Wait but why: Why Generation Y yuppies are unhappy - lostbit
http://www.waitbutwhy.com/2013/09/why-generation-y-yuppies-are-unhappy.html
======
collyw
Nothing to do with boomers growing up in times of growing equality, while gen
y grew up in times of increasing inequality?

Yes, it does kind of piss me off that my previous landlord could afford
multiple properties from the proceeds of selling pirated tapes in London in
the 70's / 80's, yet as an educated knowledge worker on an above average wage,
I could barely afford the crappiest flat there.

I guess I must be wildly ambitious like the article suggests.

------
cafard
This was posted back in September, when it first came out. It has not improved
with age.

------
Empathenosis
Interesting read, I found the tips at the end to be both... extremely
practical, and kind of a mix of "You suck...BUT YOU DONT HAVE TO!".

However, I feel the writer is massively ineffective at communicating the tips
at the end.

I think a few things could improve this to be readable by more than just the
curious.

* - Stop lumping a 30 year gap into one group/personality. // While aware that you _may_ not be, it doesn't come off as that, I may feel this way because I was born in '91.*

* - Start with a problem. Fix the problem, before the next problem. example: A lot of people with this mentality share another slightly dysfunctional mentality, with this [subject] you'll come across this [problem]. Here is how you fix it, and work past it. *

* - Work on the wording. You seem either pretentious or born in the 40's and pissed about how the world changed, unable to accept advancements/changes through the world, while being angry with a younger generation. (Also, this is the internet, just to be clear, I'm not trying to be an asshole.) *

I hope you understand. I was born in this generation of "GYPSYs" as you (or
the author) called it, I don't feel a sense of entitlement, my sense of being
'special' isn't "I am better than you.", it's more so that I have a love of
education, technology, and programming, and that's 'special' to me because
quite a few of the people I've known in my generation strongly dislike those
topics.

Frankly, I love working my ass off and seeing a small blade of grass popup in
my metaphorical soil.
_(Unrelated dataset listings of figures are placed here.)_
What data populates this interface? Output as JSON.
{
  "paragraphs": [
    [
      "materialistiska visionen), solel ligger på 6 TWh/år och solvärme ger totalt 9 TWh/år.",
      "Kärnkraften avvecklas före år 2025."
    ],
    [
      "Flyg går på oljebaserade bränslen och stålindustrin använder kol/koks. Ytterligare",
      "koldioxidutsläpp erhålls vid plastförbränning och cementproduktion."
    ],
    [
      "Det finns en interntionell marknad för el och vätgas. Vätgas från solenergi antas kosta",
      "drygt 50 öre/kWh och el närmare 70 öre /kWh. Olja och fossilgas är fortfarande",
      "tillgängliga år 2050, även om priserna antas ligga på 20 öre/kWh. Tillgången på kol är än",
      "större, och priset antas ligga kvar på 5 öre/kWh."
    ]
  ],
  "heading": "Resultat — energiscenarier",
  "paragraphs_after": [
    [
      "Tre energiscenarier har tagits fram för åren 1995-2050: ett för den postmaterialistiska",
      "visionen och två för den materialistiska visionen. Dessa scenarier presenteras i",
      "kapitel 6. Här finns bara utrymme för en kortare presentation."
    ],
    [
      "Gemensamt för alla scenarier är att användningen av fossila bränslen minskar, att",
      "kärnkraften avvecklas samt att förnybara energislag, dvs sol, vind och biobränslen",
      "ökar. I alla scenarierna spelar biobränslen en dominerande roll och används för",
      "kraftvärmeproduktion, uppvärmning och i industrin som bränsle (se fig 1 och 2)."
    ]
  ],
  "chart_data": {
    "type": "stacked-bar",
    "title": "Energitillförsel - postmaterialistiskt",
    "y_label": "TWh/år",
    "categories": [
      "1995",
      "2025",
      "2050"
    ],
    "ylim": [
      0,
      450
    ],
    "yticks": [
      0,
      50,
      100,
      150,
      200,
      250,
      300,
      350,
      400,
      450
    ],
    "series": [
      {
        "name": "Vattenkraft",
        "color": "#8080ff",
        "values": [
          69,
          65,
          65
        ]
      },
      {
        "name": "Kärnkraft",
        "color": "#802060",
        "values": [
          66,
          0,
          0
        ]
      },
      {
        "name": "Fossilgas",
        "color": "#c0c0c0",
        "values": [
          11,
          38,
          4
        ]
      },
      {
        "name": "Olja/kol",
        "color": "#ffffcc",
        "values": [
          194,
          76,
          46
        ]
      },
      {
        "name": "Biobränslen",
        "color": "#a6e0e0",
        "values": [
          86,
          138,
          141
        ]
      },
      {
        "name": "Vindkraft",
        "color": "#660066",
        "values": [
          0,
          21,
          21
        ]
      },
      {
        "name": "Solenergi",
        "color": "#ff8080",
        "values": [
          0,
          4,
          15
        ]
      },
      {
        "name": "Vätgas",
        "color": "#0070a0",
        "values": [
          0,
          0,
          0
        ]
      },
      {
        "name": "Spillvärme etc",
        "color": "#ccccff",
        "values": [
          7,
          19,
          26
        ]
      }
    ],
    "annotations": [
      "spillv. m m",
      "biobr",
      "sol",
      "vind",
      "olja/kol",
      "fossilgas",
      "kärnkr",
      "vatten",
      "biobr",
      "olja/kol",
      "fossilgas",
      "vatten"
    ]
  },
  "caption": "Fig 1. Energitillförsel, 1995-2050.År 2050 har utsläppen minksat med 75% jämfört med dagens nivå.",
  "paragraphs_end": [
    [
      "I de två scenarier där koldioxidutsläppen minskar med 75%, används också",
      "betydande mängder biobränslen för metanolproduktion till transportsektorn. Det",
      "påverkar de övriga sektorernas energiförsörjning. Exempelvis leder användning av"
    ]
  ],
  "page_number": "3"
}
I hope (not expect) some day this metaphorical soil will
be covered in countless tiny blades of grass that end up becoming a gigantic
metaphorical greener-grass that is my life.

There are plenty of people (young and old-alike) that feel they are entitled
to things. Respect, Success, Money, Fame(?). Those people suck. But your
entire mentality isn't based on the time you were born. I feel like the things
experience it, mixed with your environment are what attribute to those types
of mentalities. (Yes, the old Nature VS Nurture)

\- Ash